WORLD Cup referees went back to school today – and not before time, you might well think.
All those not on match duty elsewhere were called to class at Pretoria's F H Odendaal school, to practice such fiendish tasks as running with a flag in hand or not getting hit by the ball.
Well, not quite everyone was there to answer the register – predictably enough, despite assurances to the contrary, two under-fire refs sent notes to excuse their absence.
Roberto Rossi and England’s villain Jorge Larrionda both opted to spend the day in their hotel rooms instead of facing colleagues – or, more understandably perhaps, the mouth-foaming Press.
While those two dunces stayed in bed, England’s last man standing Howard Webb could saunter around as school swot having achieved the remarkable feat of ... making no major blunders so far.
(While, admittedly, doing about as sensibly as could be when both Italy and Slovenia started playing silly beggars - resisting temptation to flash a red card or several, that might only have turned the closing moments even more chaotic.)
He even felt comfortable enough chatting about – while, of course, playing down – his chances of being given the final, the refereeing equivalent of being made head boy.
And there was a visit by former pupil Urs Meier, who might have offered Larrionda advice on being England’s public enemy number one – though there’s more competition this time from the coach and players.
Meier was the Euro 2004 official who had the audacity to disallow Sol Campbell’s late ‘winner’ against Portugal, merely because an opponent attacked the elbow of England’s Brave John Terry.
But despite suffering torment by tabloid in 2004 – with nuisance calls and death threats from England’s lunatic fringe – magnanimous Meier was yesterday surprisingly sympathetic.
He spoke out in favour of goal-line technology – and insisted serving officials all agreed, but were too frightened to speak out until safely retired.
Those running today’s lessons – including hapless headmaster figure, refs’ boss Jose Maria Aranda - had done their best to recreate match conditions.
The portable plastic goals and patchy training pitches, overlooked by stern redbrick school halls, looked more village green than Soccer City.

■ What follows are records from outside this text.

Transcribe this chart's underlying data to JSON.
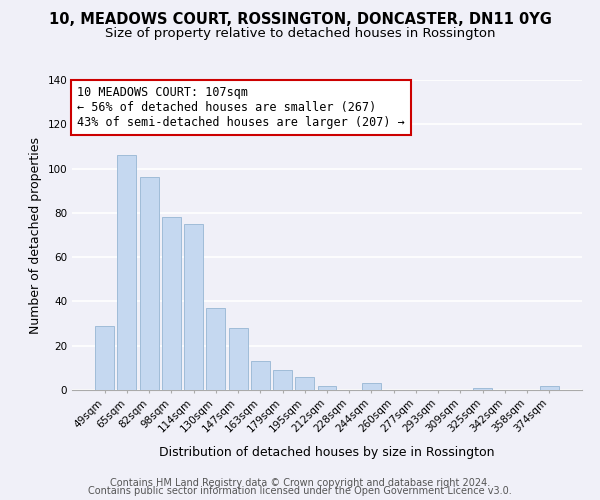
{
  "title": "10, MEADOWS COURT, ROSSINGTON, DONCASTER, DN11 0YG",
  "subtitle": "Size of property relative to detached houses in Rossington",
  "xlabel": "Distribution of detached houses by size in Rossington",
  "ylabel": "Number of detached properties",
  "categories": [
    "49sqm",
    "65sqm",
    "82sqm",
    "98sqm",
    "114sqm",
    "130sqm",
    "147sqm",
    "163sqm",
    "179sqm",
    "195sqm",
    "212sqm",
    "228sqm",
    "244sqm",
    "260sqm",
    "277sqm",
    "293sqm",
    "309sqm",
    "325sqm",
    "342sqm",
    "358sqm",
    "374sqm"
  ],
  "values": [
    29,
    106,
    96,
    78,
    75,
    37,
    28,
    13,
    9,
    6,
    2,
    0,
    3,
    0,
    0,
    0,
    0,
    1,
    0,
    0,
    2
  ],
  "bar_color": "#c5d8f0",
  "bar_edge_color": "#a0bcd8",
  "annotation_line1": "10 MEADOWS COURT: 107sqm",
  "annotation_line2": "← 56% of detached houses are smaller (267)",
  "annotation_line3": "43% of semi-detached houses are larger (207) →",
  "annotation_box_color": "#ffffff",
  "annotation_box_edge_color": "#cc0000",
  "ylim": [
    0,
    140
  ],
  "yticks": [
    0,
    20,
    40,
    60,
    80,
    100,
    120,
    140
  ],
  "footer_line1": "Contains HM Land Registry data © Crown copyright and database right 2024.",
  "footer_line2": "Contains public sector information licensed under the Open Government Licence v3.0.",
  "background_color": "#f0f0f8",
  "title_fontsize": 10.5,
  "subtitle_fontsize": 9.5,
  "annotation_fontsize": 8.5,
  "axis_label_fontsize": 9,
  "tick_fontsize": 7.5,
  "footer_fontsize": 7
}
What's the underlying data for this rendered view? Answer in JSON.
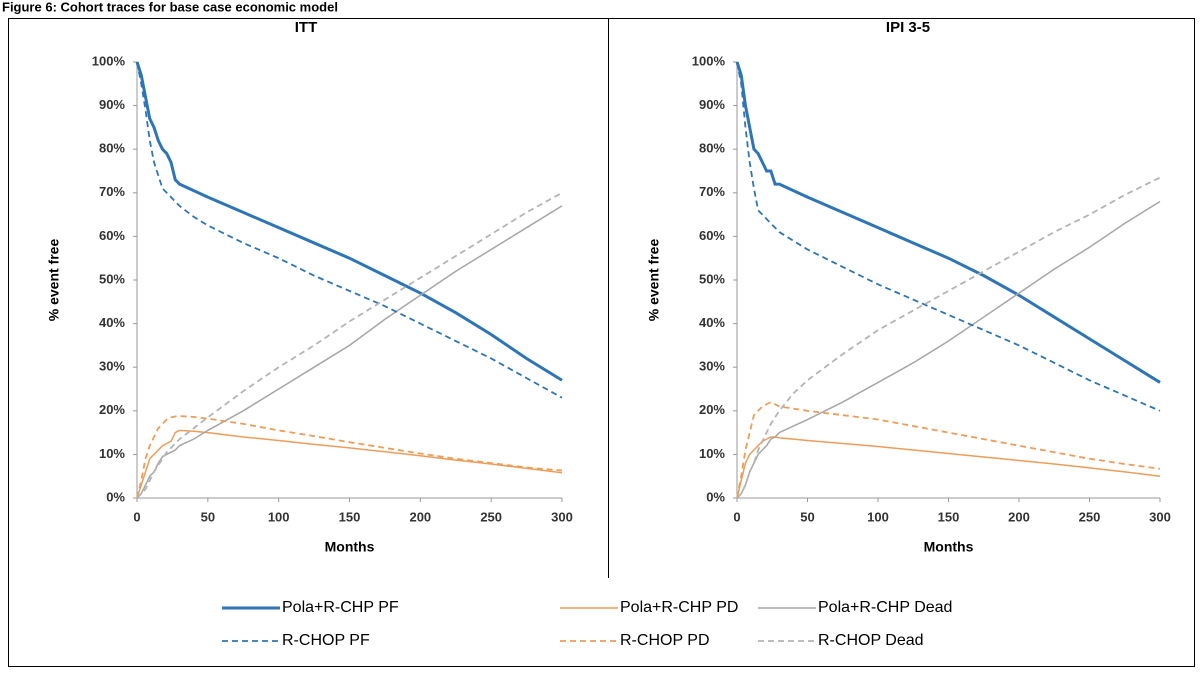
{
  "figure_title": "Figure 6: Cohort traces for base case economic model",
  "chart_data": [
    {
      "type": "line",
      "title": "ITT",
      "xlabel": "Months",
      "ylabel": "% event free",
      "x": [
        0,
        3,
        6,
        9,
        12,
        15,
        18,
        21,
        24,
        27,
        30,
        40,
        50,
        75,
        100,
        125,
        150,
        175,
        200,
        225,
        250,
        275,
        300
      ],
      "xlim": [
        0,
        300
      ],
      "xticks": [
        0,
        50,
        100,
        150,
        200,
        250,
        300
      ],
      "ylim": [
        0,
        100
      ],
      "yticks": [
        {
          "value": 0,
          "label": "0%"
        },
        {
          "value": 10,
          "label": "10%"
        },
        {
          "value": 20,
          "label": "20%"
        },
        {
          "value": 30,
          "label": "30%"
        },
        {
          "value": 40,
          "label": "40%"
        },
        {
          "value": 50,
          "label": "50%"
        },
        {
          "value": 60,
          "label": "60%"
        },
        {
          "value": 70,
          "label": "70%"
        },
        {
          "value": 80,
          "label": "80%"
        },
        {
          "value": 90,
          "label": "90%"
        },
        {
          "value": 100,
          "label": "100%"
        }
      ],
      "series": [
        {
          "name": "Pola+R-CHP PF",
          "color": "#2e75b6",
          "style": "solid",
          "width": 3,
          "values": [
            100,
            97,
            92,
            87,
            85,
            82,
            80,
            79,
            77,
            73,
            72,
            70.5,
            69,
            65.5,
            62,
            58.5,
            55,
            51,
            47,
            42.5,
            37.5,
            32,
            27
          ]
        },
        {
          "name": "Pola+R-CHP PD",
          "color": "#ed9d5a",
          "style": "solid",
          "width": 1.5,
          "values": [
            0,
            3,
            6,
            9,
            10,
            11,
            12,
            12.5,
            13,
            15,
            15.5,
            15.3,
            15,
            14,
            13.2,
            12.3,
            11.5,
            10.6,
            9.7,
            8.7,
            7.8,
            6.8,
            5.8
          ]
        },
        {
          "name": "Pola+R-CHP Dead",
          "color": "#a6a6a6",
          "style": "solid",
          "width": 1.5,
          "values": [
            0,
            1,
            3,
            5,
            6,
            8,
            9.5,
            10,
            10.5,
            11,
            12,
            13.5,
            15.5,
            20,
            25,
            30,
            35,
            41,
            46.5,
            52,
            57,
            62,
            67
          ]
        },
        {
          "name": "R-CHOP PF",
          "color": "#2e75b6",
          "style": "dashed",
          "width": 1.8,
          "values": [
            100,
            95,
            89,
            82,
            77,
            74,
            71,
            70,
            69,
            68,
            67,
            64.5,
            62.5,
            58.5,
            55,
            51,
            47.5,
            44,
            40,
            36,
            32,
            27.5,
            23
          ]
        },
        {
          "name": "R-CHOP PD",
          "color": "#ed9d5a",
          "style": "dashed",
          "width": 1.8,
          "values": [
            0,
            4,
            9,
            12,
            14,
            16,
            17,
            18,
            18.5,
            18.7,
            18.8,
            18.6,
            18.2,
            17,
            15.5,
            14.2,
            12.8,
            11.5,
            10.2,
            9,
            8,
            7,
            6.3
          ]
        },
        {
          "name": "R-CHOP Dead",
          "color": "#b4b4b4",
          "style": "dashed",
          "width": 1.8,
          "values": [
            0,
            1,
            2,
            4,
            6,
            7.5,
            9,
            10.5,
            11.5,
            12.5,
            13.5,
            16,
            18.5,
            24.5,
            30,
            35,
            40.5,
            45.5,
            50.5,
            55.5,
            60.5,
            65.5,
            70
          ]
        }
      ]
    },
    {
      "type": "line",
      "title": "IPI 3-5",
      "xlabel": "Months",
      "ylabel": "% event free",
      "x": [
        0,
        3,
        6,
        9,
        12,
        15,
        18,
        21,
        24,
        27,
        30,
        40,
        50,
        75,
        100,
        125,
        150,
        175,
        200,
        225,
        250,
        275,
        300
      ],
      "xlim": [
        0,
        300
      ],
      "xticks": [
        0,
        50,
        100,
        150,
        200,
        250,
        300
      ],
      "ylim": [
        0,
        100
      ],
      "yticks": [
        {
          "value": 0,
          "label": "0%"
        },
        {
          "value": 10,
          "label": "10%"
        },
        {
          "value": 20,
          "label": "20%"
        },
        {
          "value": 30,
          "label": "30%"
        },
        {
          "value": 40,
          "label": "40%"
        },
        {
          "value": 50,
          "label": "50%"
        },
        {
          "value": 60,
          "label": "60%"
        },
        {
          "value": 70,
          "label": "70%"
        },
        {
          "value": 80,
          "label": "80%"
        },
        {
          "value": 90,
          "label": "90%"
        },
        {
          "value": 100,
          "label": "100%"
        }
      ],
      "series": [
        {
          "name": "Pola+R-CHP PF",
          "color": "#2e75b6",
          "style": "solid",
          "width": 3,
          "values": [
            100,
            97,
            90,
            85,
            80,
            79,
            77,
            75,
            75,
            72,
            72,
            70.5,
            69,
            65.5,
            62,
            58.5,
            55,
            51,
            46.5,
            41.5,
            36.5,
            31.5,
            26.5
          ]
        },
        {
          "name": "Pola+R-CHP PD",
          "color": "#ed9d5a",
          "style": "solid",
          "width": 1.5,
          "values": [
            0,
            4,
            8,
            10,
            11,
            12,
            13,
            13.5,
            14,
            14,
            13.8,
            13.5,
            13.2,
            12.5,
            11.8,
            11,
            10.2,
            9.4,
            8.6,
            7.8,
            6.9,
            6,
            5
          ]
        },
        {
          "name": "Pola+R-CHP Dead",
          "color": "#a6a6a6",
          "style": "solid",
          "width": 1.5,
          "values": [
            0,
            1,
            3,
            6,
            8,
            10,
            11,
            12,
            13.5,
            14,
            15,
            16.5,
            18,
            22,
            26.5,
            31,
            36,
            41.5,
            47,
            52.5,
            57.5,
            63,
            68
          ]
        },
        {
          "name": "R-CHOP PF",
          "color": "#2e75b6",
          "style": "dashed",
          "width": 1.8,
          "values": [
            100,
            95,
            85,
            77,
            71,
            66,
            65,
            64,
            63,
            62,
            61,
            59,
            57,
            53,
            49,
            45.5,
            42,
            38.5,
            35,
            31,
            27,
            23.5,
            20
          ]
        },
        {
          "name": "R-CHOP PD",
          "color": "#ed9d5a",
          "style": "dashed",
          "width": 1.8,
          "values": [
            0,
            5,
            11,
            15,
            19,
            20,
            21,
            21.5,
            22,
            21.5,
            21,
            20.5,
            20,
            19,
            18,
            16.5,
            15,
            13.5,
            12,
            10.5,
            9,
            7.8,
            6.7
          ]
        },
        {
          "name": "R-CHOP Dead",
          "color": "#b4b4b4",
          "style": "dashed",
          "width": 1.8,
          "values": [
            0,
            1,
            3,
            6,
            8,
            11,
            13,
            15,
            17,
            18.5,
            20,
            24,
            27,
            33,
            38.5,
            43,
            47.5,
            52,
            56.5,
            61,
            65,
            69.5,
            73.5
          ]
        }
      ]
    }
  ]
}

But some rickety speakers blared out a recording of incessant vuvuzelas, one to file on your shelves next to Lou Reed’s Metal Machine Music.

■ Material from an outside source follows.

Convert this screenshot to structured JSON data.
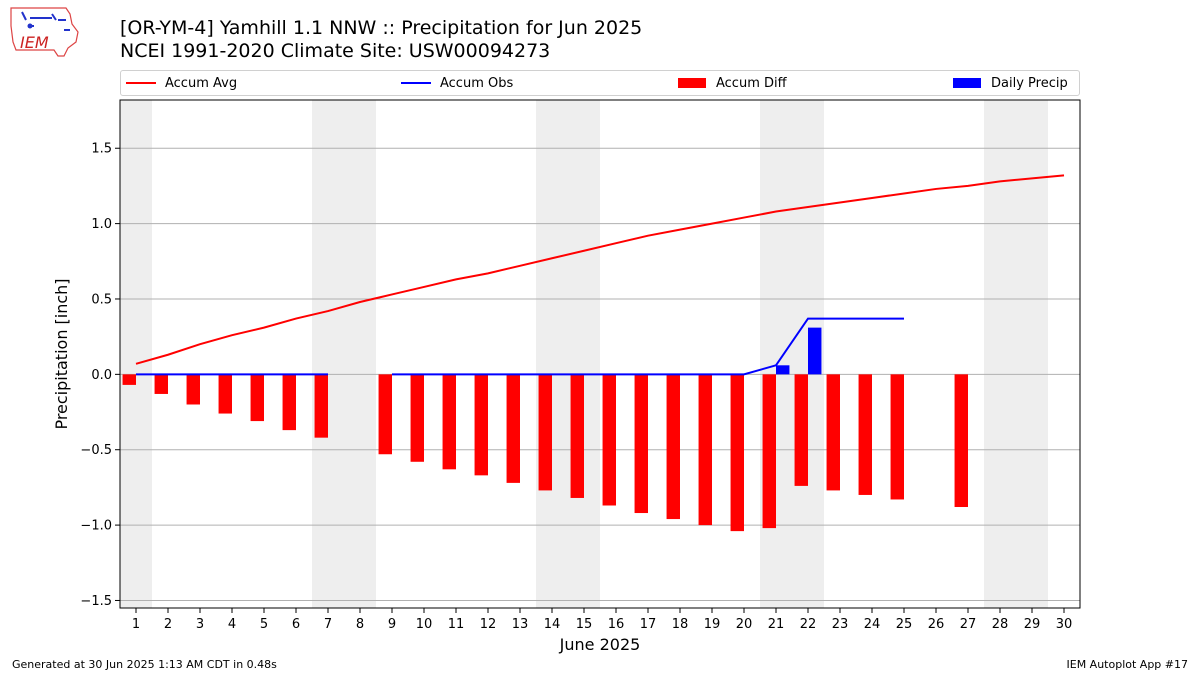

Meanwhile, elsewhere Sepp Blatter was making an astonishing apology – and U-turn on video technology – in rather plusher surroundings, a swanky hotel in upmarket Sandton.

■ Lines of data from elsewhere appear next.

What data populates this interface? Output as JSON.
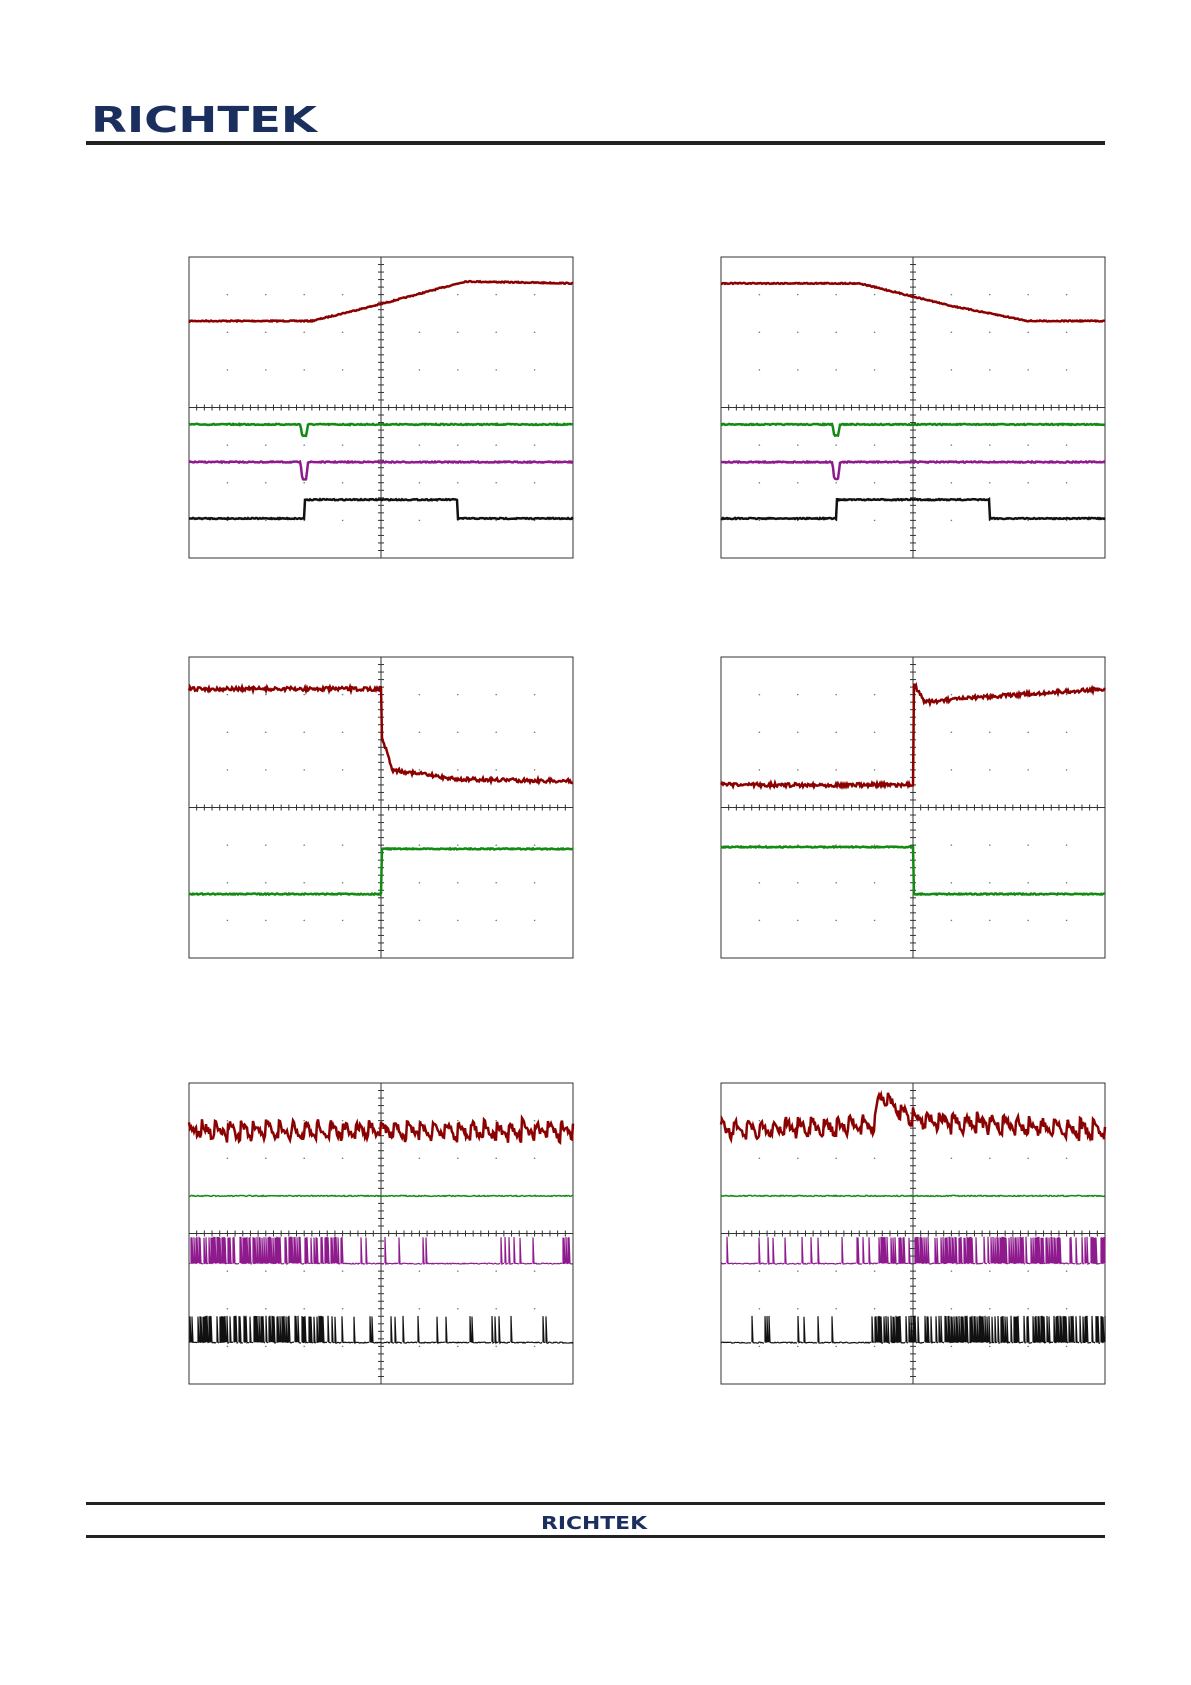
{
  "header": {
    "logo": "RICHTEK"
  },
  "footer": {
    "logo": "RICHTEK"
  }
}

His words still got quickly back to refs’ school, however – printed on 200 sheets of A4 and rushed to Pretoria by police escort.
Over-reaction or otherwise, Sepp’s statement was weighty indeed, marking a ‘road to Damascus’ conversion – if, indeed, this proves more than just a time-stalling sop to be kicked back into long grass when – that is, if – the current fuss fades.
It could yet mean war with Uefa president Michel Platini, if his pet project of two extra assistant referees on the touchlines actually gets moved to the sidelines instead.
But then, Blatter is bidding for Fifa re-election next summer and might be vulnerable to someone promising populist reform.
And ven the folksy-talking, ‘Teflon Sepp’ must have felt embarrassed on Sunday, the afternoon that left English, Uruguayans and Swiss all for various reasons sent to the bottom of the class.